Samedi 1er octobre 2011, 15h30 environ, Catherine Tasca monte à la tribune du Sénat sous les acclamations de ses pairs. L’instant est historique. Pour la première fois, une femme vient d’être élue Présidente de la Haute Assemblée.
Seulement voilà, en France en 2011, ce scénario est envisageable au cinéma, peut-être même dans un téléfilm, vous pourriez le découvrir dans un roman mais il n’est pas question qu’il se produise dans la réalité!
Média et politiques, dans un même élan à l’unanimité suspecte, se sont chargés de l’enterrer à la minute même où il est devenu possible.
Il est déjà pitoyable d’en être réduit, aujourd’hui encore, à mesurer la portée historique que revêtirait une telle éventualité, mais la radiographie de notre représentation politique est encore plus implacable.

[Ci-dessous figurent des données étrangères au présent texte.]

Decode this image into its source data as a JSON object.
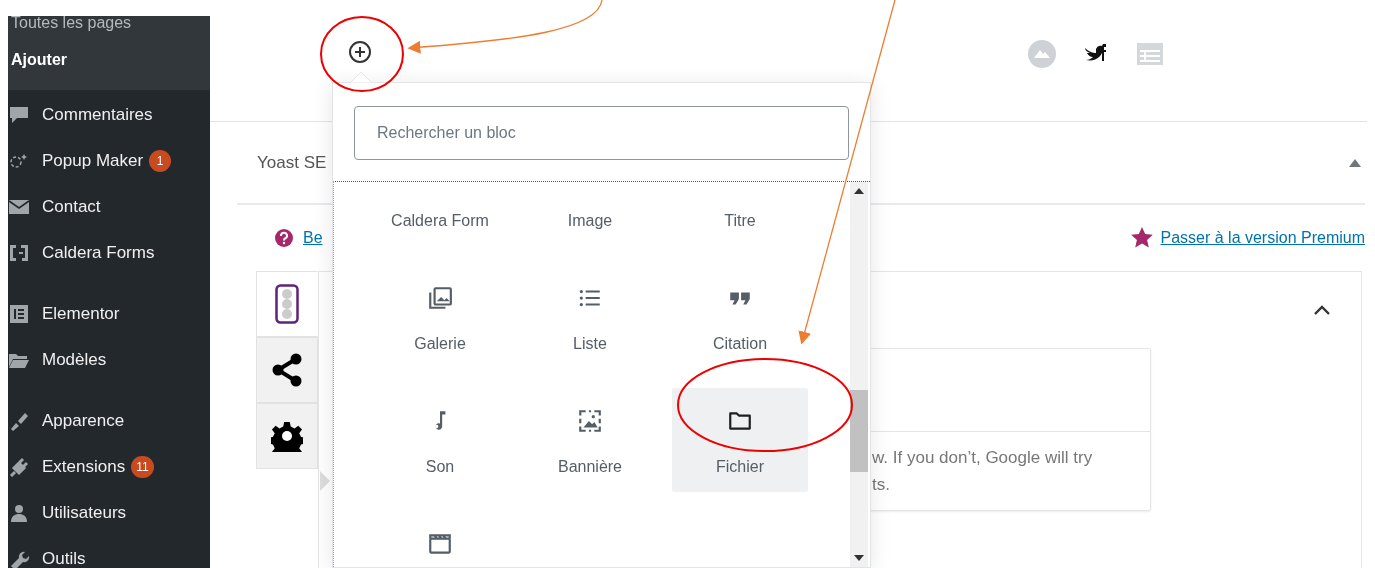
{
  "sidebar": {
    "submenu": [
      {
        "label": "Toutes les pages",
        "selected": false
      },
      {
        "label": "Ajouter",
        "selected": true
      }
    ],
    "groups": [
      [
        {
          "label": "Commentaires"
        },
        {
          "label": "Popup Maker",
          "badge": "1"
        },
        {
          "label": "Contact"
        },
        {
          "label": "Caldera Forms"
        }
      ],
      [
        {
          "label": "Elementor"
        },
        {
          "label": "Modèles"
        }
      ],
      [
        {
          "label": "Apparence"
        },
        {
          "label": "Extensions",
          "badge": "11"
        },
        {
          "label": "Utilisateurs"
        },
        {
          "label": "Outils"
        }
      ]
    ]
  },
  "yoast": {
    "title": "Yoast SE",
    "expanded": true,
    "help_link": "Be",
    "premium_link": "Passer à la version Premium",
    "side_tabs": [
      {
        "selected": true
      },
      {
        "selected": false
      },
      {
        "selected": false
      }
    ],
    "card_text": [
      "w. If you don’t, Google will try",
      "ts."
    ]
  },
  "inserter": {
    "search": {
      "placeholder": "Rechercher un bloc"
    },
    "blocks": [
      {
        "label": "Caldera Form",
        "highlighted": false
      },
      {
        "label": "Image",
        "highlighted": false
      },
      {
        "label": "Titre",
        "highlighted": false
      },
      {
        "label": "Galerie",
        "highlighted": false
      },
      {
        "label": "Liste",
        "highlighted": false
      },
      {
        "label": "Citation",
        "highlighted": false
      },
      {
        "label": "Son",
        "highlighted": false
      },
      {
        "label": "Bannière",
        "highlighted": false
      },
      {
        "label": "Fichier",
        "highlighted": true
      },
      {
        "highlighted": false
      }
    ]
  }
}
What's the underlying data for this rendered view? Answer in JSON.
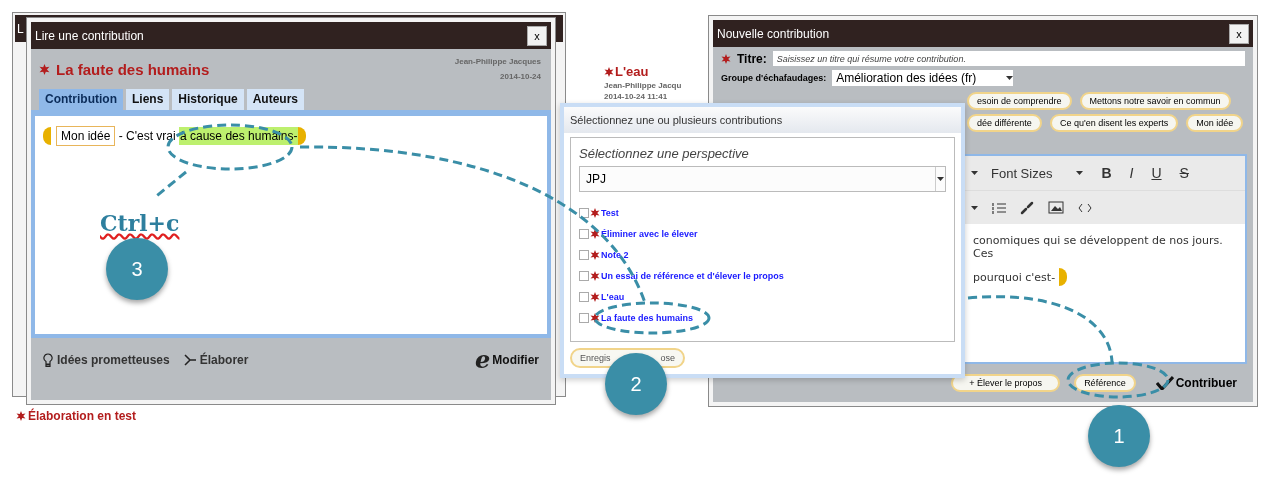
{
  "back_window": {
    "title": "L",
    "footer_item": "Élaboration en test"
  },
  "read_window": {
    "title": "Lire une contribution",
    "close": "x",
    "heading": "La faute des humains",
    "author": "Jean-Philippe Jacques",
    "date": "2014-10-24",
    "tabs": [
      {
        "label": "Contribution",
        "selected": true
      },
      {
        "label": "Liens",
        "selected": false
      },
      {
        "label": "Historique",
        "selected": false
      },
      {
        "label": "Auteurs",
        "selected": false
      }
    ],
    "content": {
      "scaffold": "Mon idée",
      "text": " - C'est vrai ",
      "highlight": "à cause des humains-"
    },
    "footer": {
      "promising": "Idées prometteuses",
      "elaborate": "Élaborer",
      "edit_icon": "e",
      "edit": "Modifier"
    }
  },
  "side_note": {
    "title": "L'eau",
    "author": "Jean-Philippe Jacqu",
    "date": "2014-10-24 11:41"
  },
  "select_dialog": {
    "title": "Sélectionnez une ou plusieurs contributions",
    "perspective_label": "Sélectionnez une perspective",
    "perspective": "JPJ",
    "items": [
      {
        "label": "Test",
        "checked": false
      },
      {
        "label": "Éliminer avec le élever",
        "checked": false
      },
      {
        "label": "Note 2",
        "checked": false
      },
      {
        "label": "Un essai de référence et d'élever le propos",
        "checked": false
      },
      {
        "label": "L'eau",
        "checked": false
      },
      {
        "label": "La faute des humains",
        "checked": false
      }
    ],
    "save_button": [
      "Enregis",
      "ose"
    ]
  },
  "new_window": {
    "title": "Nouvelle contribution",
    "close": "x",
    "title_label": "Titre:",
    "title_placeholder": "Saisissez un titre qui résume votre contribution.",
    "group_label": "Groupe d'échafaudages:",
    "group_value": "Amélioration des idées (fr)",
    "scaffold_rows": [
      [
        "esoin de comprendre",
        "Mettons notre savoir en commun"
      ],
      [
        "dée différente",
        "Ce qu'en disent les experts",
        "Mon idée"
      ]
    ],
    "font_sizes": "Font Sizes",
    "format_buttons": [
      "B",
      "I",
      "U",
      "S"
    ],
    "editor_lines": [
      "conomiques qui se développent de nos jours. Ces",
      "pourquoi c'est-"
    ],
    "buttons": {
      "elevate": "+ Élever le propos",
      "reference": "Référence",
      "contribute": "Contribuer"
    }
  },
  "annotations": {
    "shortcut": "Ctrl+c",
    "steps": [
      "3",
      "2",
      "1"
    ]
  }
}
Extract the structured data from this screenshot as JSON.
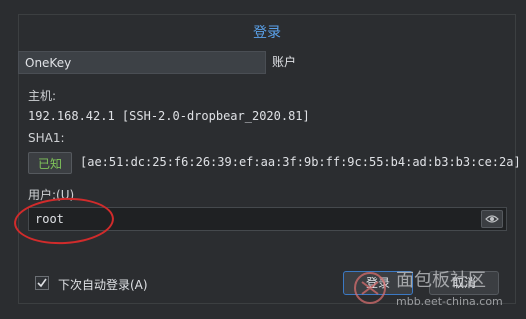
{
  "dialog": {
    "title": "登录"
  },
  "tabs": [
    {
      "label": "OneKey"
    },
    {
      "label": "账户"
    }
  ],
  "host": {
    "label": "主机:",
    "value": "192.168.42.1 [SSH-2.0-dropbear_2020.81]"
  },
  "sha1": {
    "label": "SHA1:",
    "known_button": "已知",
    "fingerprint": "[ae:51:dc:25:f6:26:39:ef:aa:3f:9b:ff:9c:55:b4:ad:b3:b3:ce:2a]"
  },
  "user": {
    "label": "用户:(U)",
    "value": "root"
  },
  "auto_login": {
    "label": "下次自动登录(A)",
    "checked": true
  },
  "buttons": {
    "login": "登录",
    "cancel": "取消"
  },
  "watermark": {
    "line1": "面包板社区",
    "line2": "mbb.eet-china.com"
  },
  "colors": {
    "accent": "#5aa0e8",
    "known": "#7fc35a",
    "annotation": "#d12b2b"
  },
  "icons": {
    "eye": "eye-icon",
    "check": "check-icon"
  }
}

La candidature d’une femme, pourtant hautement qualifiée au regard de ses concurrents (vice-présidente du Sénat, plusieurs fois ministres, présidente de la Commission des Lois de l’Assemblée…), sous le jeu des pressions plus ou moins amicales, au fil des défections de ses soutiens légitimes n’a même pas dépassé le cadre des déclarations d’intentions.
L’argument de la compétence n’est pas recevable ici, qu’importe! On agite le chiffon rouge de la division, le parti en danger! On campe artificiellement la droite en prestidigitateur rusé, capable d’escamoter une majorité qu’elle n’a pas su conserver dans le plus fortifié de ses bastions.
Démontez une excuse, on vous en opposera aussitôt une autre. On multipliera les explications techniques, les justifications conjoncturelles pour affirmer qu’il n’y a rien de sexiste dans ces choix.
Le combat s’apparente à une guérilla de tous les instants. Les résistances à l’égalité réelle sont si profondes que s’en remettre à la patience est un leurre. Car à y regarder de près, ce n’est jamais le bon moment. La parité, c’est ce qu’on fera demain. C’est promis.
En 2001, le Sénat comptait dans ses rangs près de 30% de femmes. En 2011 cette proportion n’atteint plus que 22,13%. 77 sénatrices siègeront à la prochaine session soit 3 de moins qu’aujourd’hui. Victoire historique de la gauche, nous dit-on. Certes.
Vague dommage collatéral, ce recul de la parité, vite expédié au rang des sacrifices nécessaires n’est évoqué qu’à titre d’anecdote. Et les femmes renvoyées aussitôt à la place que toutes les promesses non tenues leur réservent : dans l’ombre.
Dans ce domaine, il n’est plus question de renouvellement, de modernisation du fonctionnement du Sénat, d’une assemblée réellement représentative, de la fin d’une anomalie démocratique!
Au moment de choisir son candidat à la Présidence du Sénat, la gauche tenait une occasion historique d’accorder son discours et ses actes et de mettre un terme à cette autre anomalie démocratique. Il ne relevait que de sa volonté de faire élire une femme à la tête de la Haute assemblée.
Mais une fois de plus, il a été demandé aux femmes de passer leur tour. Depuis 1958, cinq hommes se sont succédé à la présidence du Sénat, un sixième s’apprête à prendre leur suite sans qu’aucun acteur, observateur, et commentateur politiques ne s’offusque. Cinq présidents mais il n’est toujours pas temps qu’une femme dirige le Sénat!
L’alternance demeure ce qu’elle est invariablement : masculine.
Les femmes au Sénat comme dans les entreprises, dans les conseils d’administration, dans la fonction publique ne sont-elles tolérées qu’à des postes de responsabilité subalternes?
En France, la vice-présidence serait-elle l’échelon ultime accessible aux femmes? Le cache-sexe du chef, le vrai!
Alors pour 2012, on peut d’ores et déjà parier que le candidat du PS à la Présidentielle sera masculin. Pourquoi? Parce que cette fois, il pourrait gagner.